Я мысленно добавил еще двести до Нурека. Ого, цифра внушительная. Пока я упражнялся в арифметике, Иосиф продолжал:

- А на машине туда не пытался добраться ни один турист. Последний автопробег организовывал Лихачев в 1936 году. Пять новых машин отправились до Душанбе, потом даже в сердце Памира смогли добраться, в Хорог. Но две развалились, не доехали. Остальные так и оставлены были в Душанбе. Дело твое, Адик, машина твоя. После такой поездки ты вернешься обратно на разбитой колымаге. Я бы свою машину пожалел так уродовать.

- А я не жалею. Подумаешь, новую куплю.

А сам уже предвкушал встречу с новыми местами, представлял степь, запах мой любимый степной, - запах полыни, ночевки под ярким звездным ковром.

Я уговорил Иосифа не жалеть чужую вещь. Он тоже, напевая, начал собирать рюкзак.

Мы поехали. Пока шли по асфальту - как-то даже не замечали пройденного. Проезжали города: Рязань, Пенза, Куйбышев, Уральск. Они проносились мимо, таяли у нас за спиной. Свернули на юг, на Актюбинск.

Между Куйбышевым и Актюбинском начались перерывы с асфальтом, - пока ненадолго, где на километр, реже - на два. Обрывался внезапно, дорога исчезала, превращалась в полосу крупного, зернистого песка. Полоса эта виляла между сосен. Пересекали небольшие деревеньки, дома виделись с обоих сторон от дороги, фундаментами утопая в песке.

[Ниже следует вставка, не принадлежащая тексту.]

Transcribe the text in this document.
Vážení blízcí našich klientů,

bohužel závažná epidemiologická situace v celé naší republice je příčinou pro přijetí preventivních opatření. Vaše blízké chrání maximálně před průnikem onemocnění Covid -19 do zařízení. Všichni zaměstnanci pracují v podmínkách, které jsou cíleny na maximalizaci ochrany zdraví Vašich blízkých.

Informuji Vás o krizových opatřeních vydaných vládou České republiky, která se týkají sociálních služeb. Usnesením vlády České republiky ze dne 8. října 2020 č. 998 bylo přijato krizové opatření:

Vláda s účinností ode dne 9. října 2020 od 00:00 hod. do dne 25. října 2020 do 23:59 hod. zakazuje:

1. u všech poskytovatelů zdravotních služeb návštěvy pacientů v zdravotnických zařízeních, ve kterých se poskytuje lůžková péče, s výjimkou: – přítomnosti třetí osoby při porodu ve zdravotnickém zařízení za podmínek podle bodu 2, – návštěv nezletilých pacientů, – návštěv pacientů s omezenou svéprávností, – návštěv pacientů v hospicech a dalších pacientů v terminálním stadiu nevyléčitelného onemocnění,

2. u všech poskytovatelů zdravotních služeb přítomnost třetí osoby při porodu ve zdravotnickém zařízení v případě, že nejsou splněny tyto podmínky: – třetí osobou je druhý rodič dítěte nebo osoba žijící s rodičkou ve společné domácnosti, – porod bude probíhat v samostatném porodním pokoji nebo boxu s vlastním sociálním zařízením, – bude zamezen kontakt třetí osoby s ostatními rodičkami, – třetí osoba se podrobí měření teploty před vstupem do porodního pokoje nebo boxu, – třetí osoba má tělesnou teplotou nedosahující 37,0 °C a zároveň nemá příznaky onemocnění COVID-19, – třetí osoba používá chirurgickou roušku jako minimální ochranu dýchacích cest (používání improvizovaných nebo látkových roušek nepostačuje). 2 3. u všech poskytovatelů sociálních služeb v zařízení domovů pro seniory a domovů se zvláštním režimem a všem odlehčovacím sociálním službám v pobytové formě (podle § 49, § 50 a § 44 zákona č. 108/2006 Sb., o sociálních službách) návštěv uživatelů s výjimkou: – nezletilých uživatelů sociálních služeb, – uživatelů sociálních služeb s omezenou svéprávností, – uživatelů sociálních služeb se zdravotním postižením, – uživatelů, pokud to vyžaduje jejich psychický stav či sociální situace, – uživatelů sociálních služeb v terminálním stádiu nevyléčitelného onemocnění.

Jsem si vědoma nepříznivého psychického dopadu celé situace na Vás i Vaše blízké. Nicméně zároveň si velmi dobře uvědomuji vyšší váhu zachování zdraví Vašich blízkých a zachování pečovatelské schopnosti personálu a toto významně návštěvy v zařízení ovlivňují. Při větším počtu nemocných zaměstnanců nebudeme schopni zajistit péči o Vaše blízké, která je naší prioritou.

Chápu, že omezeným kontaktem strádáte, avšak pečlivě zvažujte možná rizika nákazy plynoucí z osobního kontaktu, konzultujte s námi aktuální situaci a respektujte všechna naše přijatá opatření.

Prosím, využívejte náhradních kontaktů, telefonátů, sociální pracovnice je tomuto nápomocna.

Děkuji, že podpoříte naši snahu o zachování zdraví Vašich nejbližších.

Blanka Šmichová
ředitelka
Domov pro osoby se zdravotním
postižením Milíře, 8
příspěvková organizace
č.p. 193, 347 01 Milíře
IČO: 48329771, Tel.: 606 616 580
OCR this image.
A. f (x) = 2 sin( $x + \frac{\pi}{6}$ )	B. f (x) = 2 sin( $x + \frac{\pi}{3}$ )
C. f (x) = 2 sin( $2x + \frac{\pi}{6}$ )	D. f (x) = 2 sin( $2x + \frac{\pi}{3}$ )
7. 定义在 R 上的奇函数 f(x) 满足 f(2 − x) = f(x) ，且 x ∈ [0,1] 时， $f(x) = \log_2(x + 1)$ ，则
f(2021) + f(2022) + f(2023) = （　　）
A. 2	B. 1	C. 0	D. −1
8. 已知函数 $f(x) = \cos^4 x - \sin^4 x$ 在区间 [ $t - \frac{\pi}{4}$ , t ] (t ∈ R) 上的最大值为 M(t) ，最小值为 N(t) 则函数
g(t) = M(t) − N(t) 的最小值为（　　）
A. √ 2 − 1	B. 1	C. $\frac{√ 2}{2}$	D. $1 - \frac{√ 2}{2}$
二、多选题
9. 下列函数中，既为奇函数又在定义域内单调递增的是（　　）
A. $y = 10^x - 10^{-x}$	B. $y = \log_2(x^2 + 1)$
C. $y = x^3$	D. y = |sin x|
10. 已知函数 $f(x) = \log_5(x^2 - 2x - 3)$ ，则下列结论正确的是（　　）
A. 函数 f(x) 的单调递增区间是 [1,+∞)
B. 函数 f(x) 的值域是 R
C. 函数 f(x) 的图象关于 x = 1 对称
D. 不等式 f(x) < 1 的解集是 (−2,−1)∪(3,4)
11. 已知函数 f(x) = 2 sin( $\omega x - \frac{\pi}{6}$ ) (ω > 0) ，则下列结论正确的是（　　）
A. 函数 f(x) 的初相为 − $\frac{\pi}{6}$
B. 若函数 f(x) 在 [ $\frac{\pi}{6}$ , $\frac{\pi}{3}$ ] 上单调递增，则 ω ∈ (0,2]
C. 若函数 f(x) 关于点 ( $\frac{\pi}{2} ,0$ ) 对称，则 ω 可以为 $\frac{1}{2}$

На лавочках сидели старики и старушки. Старики читали газеты. Старушки вязали. На вас они не обращали ровно никакого внимания, хотя за машиной тянулся шлейф потревоженного песка. По-видимому, здесь проходило множество грузовых машин ежедневно, наша пыль была мелочью.

За Актюбинском асфальт кончился совсем. Дорога превратилась в каменистую колею, взбирающуюся на совершенно лишенные растительности сопки, горы, холмы, - уж и не знаю, как правильнее было бы называть эти мрачные скалистые отроги чего-то дальнего и неведомого, рассыпавшиеся впереди на многие и многие километры. Мы приближались к городу Эмба, к родине Иосифа. От Эмбы до родной его деревни было всего километров пятьдесят.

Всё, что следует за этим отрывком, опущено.